RANCHO MIRAGE, Calif. – The United States and China are economic competitors that face “a whole range of challenges on which we have to cooperate,” President Barack Obama said late Friday as he welcomed his Chinese counterpart to a two-day summit in this California desert town.
“The United States welcomes the continuing peaceful rise of China as a world power,” Obama said in his opening statement, with President Xi Jinping sitting across the table from him. “We believe that a peaceful and stable and prosperous China is not only good for Chinese, but also good for the world and for the United States.”
Obama also alluded to an issue aides said would be high on the agenda of his meetings with Xi: alleged cyber spying by China on U.S. companies and government entities.
The United States seeks an international economy “where nations are playing by the same rules, where trade is free and fair, and where the United States and China work together to address issues like cyber security and the protection of intellectual property,” he said.

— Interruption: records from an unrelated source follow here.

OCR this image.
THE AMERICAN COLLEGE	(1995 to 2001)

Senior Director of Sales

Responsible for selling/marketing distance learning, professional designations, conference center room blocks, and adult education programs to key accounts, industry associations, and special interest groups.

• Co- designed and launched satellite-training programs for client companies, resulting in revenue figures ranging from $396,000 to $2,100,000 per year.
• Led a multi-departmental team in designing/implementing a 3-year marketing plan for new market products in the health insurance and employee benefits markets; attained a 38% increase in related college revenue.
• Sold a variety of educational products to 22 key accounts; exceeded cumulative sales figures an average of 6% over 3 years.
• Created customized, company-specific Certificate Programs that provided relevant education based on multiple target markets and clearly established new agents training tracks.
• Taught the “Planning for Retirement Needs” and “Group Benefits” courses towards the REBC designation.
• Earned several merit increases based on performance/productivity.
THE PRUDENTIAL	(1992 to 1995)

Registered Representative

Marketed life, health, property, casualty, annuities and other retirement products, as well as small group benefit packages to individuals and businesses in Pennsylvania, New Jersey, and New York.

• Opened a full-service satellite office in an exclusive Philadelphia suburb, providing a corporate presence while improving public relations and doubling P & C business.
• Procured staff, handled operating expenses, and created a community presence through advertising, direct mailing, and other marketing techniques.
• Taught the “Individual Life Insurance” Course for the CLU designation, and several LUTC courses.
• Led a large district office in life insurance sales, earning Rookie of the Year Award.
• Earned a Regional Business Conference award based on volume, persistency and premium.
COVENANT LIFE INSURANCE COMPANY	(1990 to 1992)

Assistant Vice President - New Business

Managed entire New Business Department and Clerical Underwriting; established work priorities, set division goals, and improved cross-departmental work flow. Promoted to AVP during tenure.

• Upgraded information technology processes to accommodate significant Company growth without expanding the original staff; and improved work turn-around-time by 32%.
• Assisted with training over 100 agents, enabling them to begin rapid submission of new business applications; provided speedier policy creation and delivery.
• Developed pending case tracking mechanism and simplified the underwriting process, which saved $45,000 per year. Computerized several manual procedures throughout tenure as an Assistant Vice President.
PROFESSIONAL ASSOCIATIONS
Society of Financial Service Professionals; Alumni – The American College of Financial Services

Obama said he wanted to talk about all the hot-button issues between the two nations. Although he raised several of them explicitly in front of Xi, he framed them delicately as concerns the two countries could “work together to address.” He said he wanted to talk about human rights with a nod toward Xi’s willingness to address the subject.
He did not mention the territorial conflicts in the East China and South China seas between Beijing and Asian neighbors who are U.S. allies.
Xi, who took office in March, noted that the two leaders “are meeting each other earlier than people might have expected” to chart the future of U.S.-Chinese relations.
“Our two countries have a vast convergence of shared interests, from promoting economic growth at home to ensuring the stability of the global economy, from addressing international and regional hot spot issues to dealing with all kinds of global challenges. On all these issues our two countries need to increase exchanges and cooperation.”
Obama has decided that cyber security ranks along with economic and defense issues as a “constant focus” in relations with China, a White House official said recently, adding that a wave of digital break-ins “threatens to damage U.S.-China relations, as well as potentially damage the international economy and China’s reputation.”
The U.S. and China agreed in April to hold high-level talks to try to set rules for cyber security.
China specialists said Obama and Xi aren’t aiming for particular agreements when they emerge from this weekend’s meetings, but something less tangible.
“It’s helpful if both teams can come away from the meeting saying, ‘I can understand where this person is coming from,’ ” said Christopher Johnson, a former China specialist for the CIA and now a senior adviser at the Center for Strategic and International Studies. “That’s very important in an era and an environment of this increased mutual strategic distrust that has been the theme for the last 18 months.”